In his poem Metamorphoses, Ovid tells the story of Pygmalion, a sculptor who carves a woman so beautiful that he falls in love with her. As Ovid describes the statue, who Pygmalion named Galatea, he says that she is so exquisitely rendered that, “you would think it was alive.”
Ars adeo latet arte sua. This translates roughly to, “so thoroughly the artifice is hidden by the artistry.” This idea of artful artifice, as first outlined by Ovid, is often in my mind as I think about the work we’ve done with Pepper at SoftBank Robotics. While we have come a long way, there are still steps to take in our pursuit of a real life Galatea.
To Communicate With Robots, You Need To Think Like a Robot
One of the biggest reasons even the most successful robots are still seen as “robotic” is their communication style. No matter how much variety you program into a robot, their conversation still relies on the successful execution of a set of programmed responses to a set of predetermined questions and topics. If you want to talk with a robot, you must speak slowly, with specific patterns of speech and minimal ambiguity.
In other words, to talk with a robot, you must think like a machine.
If a robot has been coded to direct customers to find specific items in the grocery store, you could imagine an interaction where someone asks, “Where is the chicken?” If the robot replies, “the chicken is in the back of the store,” it has technically succeeded. But what if the customer asks, “is the chicken next to where you pick up prescriptions?” Well, now we’ve gone off-script, and the robot is stumped.
Today, communication with robots requires coders to anticipate every interaction, then devise paths for appropriate responses. This works well in situations where there is a set of planned interactions, which is why Pepper works so well as a greeter, a responder to frequently asked questions, a game-player, or an attention-getting host.
As we advance in our quest to make Pepper true-to-life, we have to consider how to build on the progress we’ve made.
The Progression of Communication Capabilities: From Texting To Real LIfe
Understanding the complications of bringing a humanoid to life requires an examination of existing bots; namely, chatbots, and voice-controlled assistants.

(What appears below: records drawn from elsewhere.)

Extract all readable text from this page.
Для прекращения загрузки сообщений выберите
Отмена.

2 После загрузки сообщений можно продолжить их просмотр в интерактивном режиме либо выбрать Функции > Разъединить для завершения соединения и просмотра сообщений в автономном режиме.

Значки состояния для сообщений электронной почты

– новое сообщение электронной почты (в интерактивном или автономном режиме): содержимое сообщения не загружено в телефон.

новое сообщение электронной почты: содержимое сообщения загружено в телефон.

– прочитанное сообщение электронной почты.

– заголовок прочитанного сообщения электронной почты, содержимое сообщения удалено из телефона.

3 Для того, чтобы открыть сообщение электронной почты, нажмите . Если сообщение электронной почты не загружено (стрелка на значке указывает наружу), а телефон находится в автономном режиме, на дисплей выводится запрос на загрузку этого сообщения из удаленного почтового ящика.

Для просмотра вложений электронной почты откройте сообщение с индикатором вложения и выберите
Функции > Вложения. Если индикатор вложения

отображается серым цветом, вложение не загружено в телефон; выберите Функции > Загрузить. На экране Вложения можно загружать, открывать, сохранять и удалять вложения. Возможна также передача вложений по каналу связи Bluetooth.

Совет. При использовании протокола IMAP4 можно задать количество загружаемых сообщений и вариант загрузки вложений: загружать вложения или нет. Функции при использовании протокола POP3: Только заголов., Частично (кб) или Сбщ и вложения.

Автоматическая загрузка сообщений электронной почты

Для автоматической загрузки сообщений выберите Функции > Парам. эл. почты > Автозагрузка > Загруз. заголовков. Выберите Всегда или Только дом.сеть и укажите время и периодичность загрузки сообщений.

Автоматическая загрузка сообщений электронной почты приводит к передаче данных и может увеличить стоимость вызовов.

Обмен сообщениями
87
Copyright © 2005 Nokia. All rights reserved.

After decades of use, chatbots are finally becoming mainstream. (Recently Ernst & Young said that 80% of all companies will be invested in a chatbot strategy by 2020.)
There are a few reasons why chatbots have been the first to reach high levels of maturity and adoption. Text communication is a simple mode of communication, and one that robots are used to. And not only is text a fairly controlled and standardized input, but the medium also provides cover for processing lags. When you are communicating over text you expect delayed responses, so gaps in the communication can still fly under the radar and feel natural.
Upon introducing the variable of voice, the challenges that come with maintaining the stagecraft of humanity are exposed. Consider what goes into making Siri or Alexa work; sophisticated audio signal processing (so the bot ignores inputs like dogs barking, or background speech), natural language processing (to transcribe the words within that signal and decide what the speaker intended), pattern-to-action mappings, and response formulation, which is based on an understanding of the initial input.
And then on top of that, you need the ability to turn the text back into speech, and deliver that speech with a natural intonation o the audience. That’s quite a feat, and we aren’t even talking about robots with a physical body.
Google’s Duplex demo, which showcased a robot assistant speaking in a completely natural way when booking an appointment for a client, is a good indicator that this medium is making rapid progress, but there is still a ways to go before voice bots deliver a truly lifelike experience.
Pepper and The Quest for Life
Because Pepper is a physical robot, creating language for her requires a completely different approach than you would take with a purely voice-driven bot like Siri or Alexa. While this presents significant challenges, it also is very powerful, because it allows us--and forces us--to replicate what true communication looks like in the real world.
Real world communication is particularly tricky to replicate in a robot because a huge portion our communication is non-verbal--you express meaning with facial expressions, posture, physical proximity, and tone of your voice, not just words that come out of your mouth. When we think about conversations for Pepper, not only do we think about the words, but we also think about the accompanying gestures, the sentiment, the facial expressions, and the ability to respond to ambiguity.
While the amount of coordination that has already come together is incredible, we are continually looking for ways to ensure Pepper interacts with users in a more natural way.
We believe that taking Pepper to the next level will be dependant on our ability to make her conversations “real.” In other words, as we help Pepper nimbly detect and adapt to shifting contexts, to represent the world and reason about the things and people in it, we will come closer to delivering a humanoid robot that is truly an artful intelligence.